Rupiah Loyo Dekati 14.200 per US$ Tertekan Kenaikan Inflasi Global
Nilai tukar rupiah dibuka melemah 0,07% di level Rp 14.163 per dolar AS pada perdagangan di pasar spot pagi ini. Rupiah diramal melanjutkan pelemahan sepanjang hari ini di tengah kekhawatiran terhadap inflasi global yang mendorong pelemahan di pasar aset berisiko.
Mengutip Bloomberg, rupiah terus melemah hingga Rp 14.190 per dolar AS pada pukul 09.30 WIB. Kian loyo dari posisi penutupan kemarin Rp 14.153 per dolar AS.

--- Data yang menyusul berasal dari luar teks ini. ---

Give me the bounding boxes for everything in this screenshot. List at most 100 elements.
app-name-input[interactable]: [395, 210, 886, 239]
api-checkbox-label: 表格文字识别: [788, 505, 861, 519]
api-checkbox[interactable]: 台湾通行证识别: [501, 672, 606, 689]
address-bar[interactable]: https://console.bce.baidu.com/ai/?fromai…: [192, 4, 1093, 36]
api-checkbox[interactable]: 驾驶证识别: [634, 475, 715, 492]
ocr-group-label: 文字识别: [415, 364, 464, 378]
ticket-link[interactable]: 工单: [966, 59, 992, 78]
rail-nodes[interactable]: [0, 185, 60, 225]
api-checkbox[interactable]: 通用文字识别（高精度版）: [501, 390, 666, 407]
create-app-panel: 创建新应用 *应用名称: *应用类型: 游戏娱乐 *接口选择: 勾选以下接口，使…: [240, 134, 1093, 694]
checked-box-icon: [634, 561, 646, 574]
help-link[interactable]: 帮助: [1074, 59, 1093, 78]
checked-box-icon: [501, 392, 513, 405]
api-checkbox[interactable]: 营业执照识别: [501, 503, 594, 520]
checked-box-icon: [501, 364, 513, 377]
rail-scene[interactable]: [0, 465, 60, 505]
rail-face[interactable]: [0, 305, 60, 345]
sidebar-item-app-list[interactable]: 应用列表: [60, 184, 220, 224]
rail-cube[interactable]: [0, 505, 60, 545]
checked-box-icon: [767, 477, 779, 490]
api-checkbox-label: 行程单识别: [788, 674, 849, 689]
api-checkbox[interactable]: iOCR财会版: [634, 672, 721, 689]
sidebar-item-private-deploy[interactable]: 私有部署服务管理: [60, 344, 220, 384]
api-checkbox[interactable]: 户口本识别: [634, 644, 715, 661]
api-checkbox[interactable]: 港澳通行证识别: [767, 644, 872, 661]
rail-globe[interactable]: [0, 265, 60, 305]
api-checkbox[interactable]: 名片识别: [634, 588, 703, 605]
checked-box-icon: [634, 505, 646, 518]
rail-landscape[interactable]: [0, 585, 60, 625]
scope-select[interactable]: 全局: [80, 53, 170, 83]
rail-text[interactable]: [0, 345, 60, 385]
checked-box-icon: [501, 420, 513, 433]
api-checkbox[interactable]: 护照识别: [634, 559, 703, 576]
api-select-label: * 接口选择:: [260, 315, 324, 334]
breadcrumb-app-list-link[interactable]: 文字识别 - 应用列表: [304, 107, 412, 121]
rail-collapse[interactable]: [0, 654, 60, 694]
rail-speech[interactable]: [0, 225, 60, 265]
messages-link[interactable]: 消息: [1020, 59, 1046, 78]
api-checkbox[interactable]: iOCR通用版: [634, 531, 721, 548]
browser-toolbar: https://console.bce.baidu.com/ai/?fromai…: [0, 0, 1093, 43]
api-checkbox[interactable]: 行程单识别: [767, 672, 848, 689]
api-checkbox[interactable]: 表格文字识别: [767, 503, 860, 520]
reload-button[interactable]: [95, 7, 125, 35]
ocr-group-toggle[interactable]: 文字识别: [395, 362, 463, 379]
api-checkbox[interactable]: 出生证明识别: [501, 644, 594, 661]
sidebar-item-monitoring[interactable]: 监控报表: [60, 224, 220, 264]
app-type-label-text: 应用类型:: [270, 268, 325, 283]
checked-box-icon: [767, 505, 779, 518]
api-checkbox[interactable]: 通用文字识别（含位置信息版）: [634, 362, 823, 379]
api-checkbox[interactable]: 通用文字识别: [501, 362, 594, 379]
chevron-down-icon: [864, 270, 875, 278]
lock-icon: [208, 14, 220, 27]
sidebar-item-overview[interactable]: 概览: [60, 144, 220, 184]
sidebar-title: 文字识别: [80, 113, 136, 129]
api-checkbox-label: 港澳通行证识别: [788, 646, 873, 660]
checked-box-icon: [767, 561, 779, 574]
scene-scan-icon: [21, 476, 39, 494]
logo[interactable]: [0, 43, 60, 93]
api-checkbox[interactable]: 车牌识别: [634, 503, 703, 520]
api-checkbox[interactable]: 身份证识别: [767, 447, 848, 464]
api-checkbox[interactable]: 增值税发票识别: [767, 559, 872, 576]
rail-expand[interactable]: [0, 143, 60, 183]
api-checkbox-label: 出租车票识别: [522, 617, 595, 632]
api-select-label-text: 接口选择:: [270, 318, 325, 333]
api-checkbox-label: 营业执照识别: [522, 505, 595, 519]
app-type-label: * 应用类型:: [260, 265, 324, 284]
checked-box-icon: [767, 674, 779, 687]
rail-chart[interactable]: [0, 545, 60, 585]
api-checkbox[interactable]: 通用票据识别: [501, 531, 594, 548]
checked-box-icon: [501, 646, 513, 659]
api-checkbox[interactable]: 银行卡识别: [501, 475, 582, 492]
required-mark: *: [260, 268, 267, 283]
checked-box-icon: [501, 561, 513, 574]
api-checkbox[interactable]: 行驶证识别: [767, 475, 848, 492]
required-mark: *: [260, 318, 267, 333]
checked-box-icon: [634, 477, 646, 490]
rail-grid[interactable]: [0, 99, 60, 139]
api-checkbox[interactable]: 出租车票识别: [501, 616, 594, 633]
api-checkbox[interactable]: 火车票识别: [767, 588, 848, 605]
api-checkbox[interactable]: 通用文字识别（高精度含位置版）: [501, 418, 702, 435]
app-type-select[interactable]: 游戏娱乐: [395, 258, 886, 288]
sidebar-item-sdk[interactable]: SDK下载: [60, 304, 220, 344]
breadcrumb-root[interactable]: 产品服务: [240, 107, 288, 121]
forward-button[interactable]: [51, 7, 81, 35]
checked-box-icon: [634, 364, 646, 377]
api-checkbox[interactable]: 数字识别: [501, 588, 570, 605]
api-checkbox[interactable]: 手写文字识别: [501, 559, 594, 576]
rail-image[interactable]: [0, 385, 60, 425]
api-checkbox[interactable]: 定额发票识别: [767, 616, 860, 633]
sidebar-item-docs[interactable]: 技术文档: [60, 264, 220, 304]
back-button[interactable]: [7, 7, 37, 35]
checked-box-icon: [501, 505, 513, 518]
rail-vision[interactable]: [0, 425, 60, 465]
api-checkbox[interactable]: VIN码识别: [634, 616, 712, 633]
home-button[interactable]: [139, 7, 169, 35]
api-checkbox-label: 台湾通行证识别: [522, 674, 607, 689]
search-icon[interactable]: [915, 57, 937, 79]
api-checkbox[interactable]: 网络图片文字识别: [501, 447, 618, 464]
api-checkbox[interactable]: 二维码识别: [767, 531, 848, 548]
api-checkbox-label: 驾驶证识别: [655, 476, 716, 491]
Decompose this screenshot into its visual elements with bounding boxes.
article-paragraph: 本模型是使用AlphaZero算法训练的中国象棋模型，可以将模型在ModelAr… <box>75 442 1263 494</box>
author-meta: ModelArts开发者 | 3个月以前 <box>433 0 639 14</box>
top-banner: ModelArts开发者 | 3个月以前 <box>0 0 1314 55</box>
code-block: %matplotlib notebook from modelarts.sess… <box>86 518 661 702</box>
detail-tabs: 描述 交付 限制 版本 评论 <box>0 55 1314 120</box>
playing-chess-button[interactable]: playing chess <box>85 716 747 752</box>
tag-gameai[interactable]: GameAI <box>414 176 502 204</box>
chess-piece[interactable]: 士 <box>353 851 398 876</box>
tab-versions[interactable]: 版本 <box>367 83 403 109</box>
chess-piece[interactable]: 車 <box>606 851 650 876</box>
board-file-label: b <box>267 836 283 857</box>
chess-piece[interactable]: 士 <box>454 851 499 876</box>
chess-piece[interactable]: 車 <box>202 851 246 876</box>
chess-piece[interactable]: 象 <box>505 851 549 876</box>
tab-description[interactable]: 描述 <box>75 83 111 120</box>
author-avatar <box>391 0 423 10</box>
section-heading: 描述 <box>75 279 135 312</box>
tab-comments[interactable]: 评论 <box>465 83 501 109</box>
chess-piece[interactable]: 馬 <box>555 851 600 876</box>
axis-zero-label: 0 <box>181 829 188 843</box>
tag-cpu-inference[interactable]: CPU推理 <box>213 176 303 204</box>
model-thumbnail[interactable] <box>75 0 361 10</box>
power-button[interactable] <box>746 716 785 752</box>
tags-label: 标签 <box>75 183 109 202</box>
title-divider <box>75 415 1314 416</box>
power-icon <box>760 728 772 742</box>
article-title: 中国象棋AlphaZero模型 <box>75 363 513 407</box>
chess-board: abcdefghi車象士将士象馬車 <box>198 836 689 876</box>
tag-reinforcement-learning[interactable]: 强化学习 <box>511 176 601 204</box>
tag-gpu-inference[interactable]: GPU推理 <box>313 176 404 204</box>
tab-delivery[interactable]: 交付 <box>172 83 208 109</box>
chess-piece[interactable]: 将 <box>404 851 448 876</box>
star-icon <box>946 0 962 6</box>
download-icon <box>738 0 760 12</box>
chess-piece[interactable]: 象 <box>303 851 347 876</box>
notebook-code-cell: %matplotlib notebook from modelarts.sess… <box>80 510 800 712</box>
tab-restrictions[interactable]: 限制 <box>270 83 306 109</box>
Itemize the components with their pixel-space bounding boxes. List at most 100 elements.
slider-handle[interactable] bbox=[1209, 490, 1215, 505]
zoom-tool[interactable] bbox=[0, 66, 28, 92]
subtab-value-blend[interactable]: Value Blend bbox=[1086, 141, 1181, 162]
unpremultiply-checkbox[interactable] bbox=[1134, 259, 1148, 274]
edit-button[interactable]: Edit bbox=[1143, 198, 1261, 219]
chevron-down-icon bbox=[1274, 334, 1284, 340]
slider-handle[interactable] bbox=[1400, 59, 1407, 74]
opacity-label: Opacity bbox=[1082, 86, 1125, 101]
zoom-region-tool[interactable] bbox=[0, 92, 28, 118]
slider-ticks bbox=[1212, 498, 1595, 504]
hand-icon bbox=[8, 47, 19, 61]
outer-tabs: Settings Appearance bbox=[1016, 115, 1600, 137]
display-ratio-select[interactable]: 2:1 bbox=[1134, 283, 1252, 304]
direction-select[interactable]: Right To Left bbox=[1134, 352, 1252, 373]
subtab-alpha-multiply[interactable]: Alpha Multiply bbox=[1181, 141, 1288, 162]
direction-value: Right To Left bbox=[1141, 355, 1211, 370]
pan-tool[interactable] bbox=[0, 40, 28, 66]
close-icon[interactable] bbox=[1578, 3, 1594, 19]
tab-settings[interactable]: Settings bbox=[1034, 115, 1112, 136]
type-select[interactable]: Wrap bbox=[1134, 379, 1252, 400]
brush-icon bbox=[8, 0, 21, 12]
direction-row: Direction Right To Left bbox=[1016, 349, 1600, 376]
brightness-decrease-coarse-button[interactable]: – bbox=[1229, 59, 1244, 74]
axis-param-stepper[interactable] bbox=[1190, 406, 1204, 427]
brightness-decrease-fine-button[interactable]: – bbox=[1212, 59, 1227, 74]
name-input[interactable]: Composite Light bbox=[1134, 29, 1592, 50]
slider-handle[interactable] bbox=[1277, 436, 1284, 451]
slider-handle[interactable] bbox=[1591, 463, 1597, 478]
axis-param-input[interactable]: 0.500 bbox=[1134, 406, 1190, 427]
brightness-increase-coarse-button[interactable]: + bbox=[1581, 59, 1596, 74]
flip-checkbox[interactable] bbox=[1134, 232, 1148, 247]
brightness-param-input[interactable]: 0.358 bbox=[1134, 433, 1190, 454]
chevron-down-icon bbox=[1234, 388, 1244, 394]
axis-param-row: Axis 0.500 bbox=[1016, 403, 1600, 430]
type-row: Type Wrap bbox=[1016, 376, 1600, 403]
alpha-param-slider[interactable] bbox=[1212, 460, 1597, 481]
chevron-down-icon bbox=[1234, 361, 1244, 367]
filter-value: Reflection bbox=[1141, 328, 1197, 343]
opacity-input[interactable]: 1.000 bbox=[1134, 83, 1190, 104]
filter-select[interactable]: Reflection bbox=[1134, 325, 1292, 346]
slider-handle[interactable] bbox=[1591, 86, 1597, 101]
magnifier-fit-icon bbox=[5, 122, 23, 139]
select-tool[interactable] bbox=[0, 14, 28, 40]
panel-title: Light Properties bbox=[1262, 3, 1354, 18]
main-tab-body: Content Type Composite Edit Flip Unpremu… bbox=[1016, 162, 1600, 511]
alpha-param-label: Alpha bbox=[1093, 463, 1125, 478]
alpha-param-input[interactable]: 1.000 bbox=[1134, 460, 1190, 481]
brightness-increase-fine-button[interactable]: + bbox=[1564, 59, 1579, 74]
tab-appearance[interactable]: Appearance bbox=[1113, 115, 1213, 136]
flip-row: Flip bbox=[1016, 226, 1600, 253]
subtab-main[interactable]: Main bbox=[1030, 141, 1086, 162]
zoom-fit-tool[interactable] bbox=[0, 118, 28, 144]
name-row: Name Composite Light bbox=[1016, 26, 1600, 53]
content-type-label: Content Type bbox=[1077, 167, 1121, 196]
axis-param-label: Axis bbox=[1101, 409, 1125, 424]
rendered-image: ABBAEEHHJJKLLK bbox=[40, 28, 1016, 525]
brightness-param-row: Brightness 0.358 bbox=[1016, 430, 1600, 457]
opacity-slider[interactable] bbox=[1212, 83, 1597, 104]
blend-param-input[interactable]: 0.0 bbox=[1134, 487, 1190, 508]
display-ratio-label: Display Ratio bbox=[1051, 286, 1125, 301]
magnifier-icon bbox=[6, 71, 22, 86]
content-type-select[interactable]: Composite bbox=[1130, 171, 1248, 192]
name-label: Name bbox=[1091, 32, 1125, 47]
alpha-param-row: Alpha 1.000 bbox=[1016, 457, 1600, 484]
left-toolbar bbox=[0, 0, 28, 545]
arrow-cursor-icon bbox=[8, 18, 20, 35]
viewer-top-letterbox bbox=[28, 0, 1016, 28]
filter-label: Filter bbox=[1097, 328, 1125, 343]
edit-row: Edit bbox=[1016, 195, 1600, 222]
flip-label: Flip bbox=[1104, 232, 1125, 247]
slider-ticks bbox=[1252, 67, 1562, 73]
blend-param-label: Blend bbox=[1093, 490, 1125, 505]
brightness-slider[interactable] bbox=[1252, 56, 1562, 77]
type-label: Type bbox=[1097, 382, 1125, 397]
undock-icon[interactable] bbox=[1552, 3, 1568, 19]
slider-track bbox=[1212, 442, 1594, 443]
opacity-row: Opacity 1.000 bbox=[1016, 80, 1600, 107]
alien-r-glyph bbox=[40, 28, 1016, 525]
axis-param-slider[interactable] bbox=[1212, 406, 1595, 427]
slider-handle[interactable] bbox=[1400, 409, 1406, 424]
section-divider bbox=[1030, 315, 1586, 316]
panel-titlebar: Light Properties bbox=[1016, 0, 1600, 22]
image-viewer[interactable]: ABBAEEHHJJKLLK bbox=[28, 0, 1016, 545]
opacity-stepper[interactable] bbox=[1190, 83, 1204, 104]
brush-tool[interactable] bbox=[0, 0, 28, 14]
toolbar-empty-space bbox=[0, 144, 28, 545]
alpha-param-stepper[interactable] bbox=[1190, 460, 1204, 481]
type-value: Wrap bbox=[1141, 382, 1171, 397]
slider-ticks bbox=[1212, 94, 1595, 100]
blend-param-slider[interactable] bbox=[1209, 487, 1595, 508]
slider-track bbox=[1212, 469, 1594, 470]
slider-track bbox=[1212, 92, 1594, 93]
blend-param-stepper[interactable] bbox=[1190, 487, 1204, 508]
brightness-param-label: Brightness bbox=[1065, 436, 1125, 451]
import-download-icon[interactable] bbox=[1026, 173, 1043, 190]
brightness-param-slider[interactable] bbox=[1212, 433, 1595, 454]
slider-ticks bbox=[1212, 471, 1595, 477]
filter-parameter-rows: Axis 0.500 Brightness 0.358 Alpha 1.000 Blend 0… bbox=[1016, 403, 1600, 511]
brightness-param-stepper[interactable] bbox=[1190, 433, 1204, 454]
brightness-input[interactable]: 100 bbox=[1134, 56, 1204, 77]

Mayoritas mata uang Asia lainnya juga melemah pagi ini. Dolar Hong Kong dan yuan Cina kompak melemah 0,02% bersama dolar Singapura 0,03%, won Korea Selatan dan ringgit Malaysia 0,07%, peso FIlipina 0,09% dan bath Thailand 0,08%. Sedangkan rupee India menguat 0,17% bersama yen Jepang 0,07% dolar Taiwan 0,14%
Analis pasar uang Ariston Tjendra memperkiran nilai tukar rupiah berpotensi melemah ke kisaran Rp 14.180 per dolar AS, dengan potensi penguatan Rp 14.120. Nilai tukar tertekan oleh sentimen pelemahan aset berisiko.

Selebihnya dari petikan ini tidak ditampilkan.